Be Ye Doers of the Word and Not Hearers Only Start Doing

Easter Sunday – Year C

When I was a kid my father had this pocket knife that he carried with him wherever he went. He always had it. Over the years it sloshed around in his pants pocket for so long that its sides were worn smooth like a pebble on the beach that has been tossed around by the waves.

I was crazy about that knife and often I would ask my Dad if I could hold it. He would dig around in his pocket pull it out and hand it to me. I was always awestruck as a little boy to have it sitting in my hand. I was never allowed to open it because it was very sharp and I could have easily cut myself. But while it was closed he would let me hold it for a few seconds and that always made me feel very special.

Once a year my Dad would go away with his buddies for about ten days of hunting and fishing and camping in the mountains. He had all kinds of gear he took with him but he never took his pocketknife. He said he was afraid he would lose it, that it might fall out of his pocket in the mountains and he would never see it again.

So, when I was little he would leave it with me. He would put it in a little box and let me keep the box on my bedside table. It was my job to keep an eye on it for him while he was gone. I could open the box and look at it but that was all. My job was to keep it safe.

Every morning when I woke up and every night before I went to bed I would open the box and check on Dad’s pocketknife. I liked this job. It made me feel important and having the knife in my room helped me not to miss him so much when he was away.

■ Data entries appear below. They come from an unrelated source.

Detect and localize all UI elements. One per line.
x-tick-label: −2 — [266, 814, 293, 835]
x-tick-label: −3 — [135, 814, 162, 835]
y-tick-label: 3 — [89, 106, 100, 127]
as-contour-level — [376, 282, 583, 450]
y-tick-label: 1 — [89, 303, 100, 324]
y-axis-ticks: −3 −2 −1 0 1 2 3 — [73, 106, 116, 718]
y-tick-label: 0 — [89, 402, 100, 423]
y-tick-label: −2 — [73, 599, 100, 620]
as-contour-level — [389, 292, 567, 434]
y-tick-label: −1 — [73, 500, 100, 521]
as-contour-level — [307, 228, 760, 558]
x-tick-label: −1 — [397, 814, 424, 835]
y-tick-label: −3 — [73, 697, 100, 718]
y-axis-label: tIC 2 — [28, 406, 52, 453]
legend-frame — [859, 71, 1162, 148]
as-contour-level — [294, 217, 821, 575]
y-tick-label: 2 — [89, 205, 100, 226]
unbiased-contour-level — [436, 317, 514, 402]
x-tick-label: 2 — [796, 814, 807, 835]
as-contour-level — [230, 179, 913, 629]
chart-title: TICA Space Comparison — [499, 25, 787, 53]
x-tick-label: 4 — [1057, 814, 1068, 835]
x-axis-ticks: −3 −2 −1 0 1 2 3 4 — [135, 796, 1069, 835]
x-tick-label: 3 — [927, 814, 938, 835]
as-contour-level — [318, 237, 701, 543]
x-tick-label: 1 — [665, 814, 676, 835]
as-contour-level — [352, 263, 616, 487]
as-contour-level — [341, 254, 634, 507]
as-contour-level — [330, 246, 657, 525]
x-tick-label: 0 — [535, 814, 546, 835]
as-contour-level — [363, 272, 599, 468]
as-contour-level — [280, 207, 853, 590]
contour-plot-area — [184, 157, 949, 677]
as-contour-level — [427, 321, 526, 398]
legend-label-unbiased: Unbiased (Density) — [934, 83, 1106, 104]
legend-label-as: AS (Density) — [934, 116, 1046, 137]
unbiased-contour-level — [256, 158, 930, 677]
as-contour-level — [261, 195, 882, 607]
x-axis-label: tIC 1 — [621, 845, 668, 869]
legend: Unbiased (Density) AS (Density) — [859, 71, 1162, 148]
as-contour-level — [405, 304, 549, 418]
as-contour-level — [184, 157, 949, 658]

The first year I did this I remember waking up one morning after my
Dad had been gone for what seemed like a long time and opening the box to check on his knife. It wasn’t there, the box was empty. I couldn’t believe it. I looked under my bed and behind my dresser. I looked in my closet and my toy chest but the knife was nowhere to be found.

I was really upset. It had disappeared and I couldn’t figure out how. All I could think about was that I had let my Dad down. I was so sad. I immediately began to cry and ran downstairs to tell Mom. Bursting through the kitchen door I couldn’t believe my eyes – there was my Dad sitting at the kitchen table eating breakfast. He was home I couldn’t believe it. With a big smile on his face he reached out his arms and gave me the biggest hug.

He had gotten home the night before after I had gone to bed. His pocket knife wasn’t missing he had just gotten up before me and gotten it out of the box while I was still sleeping.
All of a sudden all my tears turned to joy. The box was empty but my Dad was home. I hadn’t lost anything, instead I had found my father, he had come home. It was a great day.

I tell you that story because it reminds me of what Mary Magdalene and the other women must have felt like when they came to the tomb on Easter morning. Jesus had been killed. The man they loved was gone and it was their job to care for his body. But when they got there the tomb was empty, his body was gone and they were very upset. But they hadn’t lost him, he wasn’t missing he was alive. He had risen from the dead and they would see him and touch him, talk with him and even eat dinner with him.

What the women thought was a terrible day was in fact a great day. Jesus was alive, he was right there with them, and he promised them that he would be with them forever.

They were frightened by the empty tomb just like I was frightened by the empty box. But the empty box meant that my Dad had come home and the empty tomb meant that Jesus was alive.

And so today we celebrate the empty tomb and we give God thanks for resurrection of Jesus. Because God loves us so much that he sent us his Son and nothing can take him from us – not even death. He lives forever and he promises us that we too will have life together with God in heaven. Life with all those we love who have gone before.

The tomb is empty but that’s a good thing because Jesus lives. Happy Easter.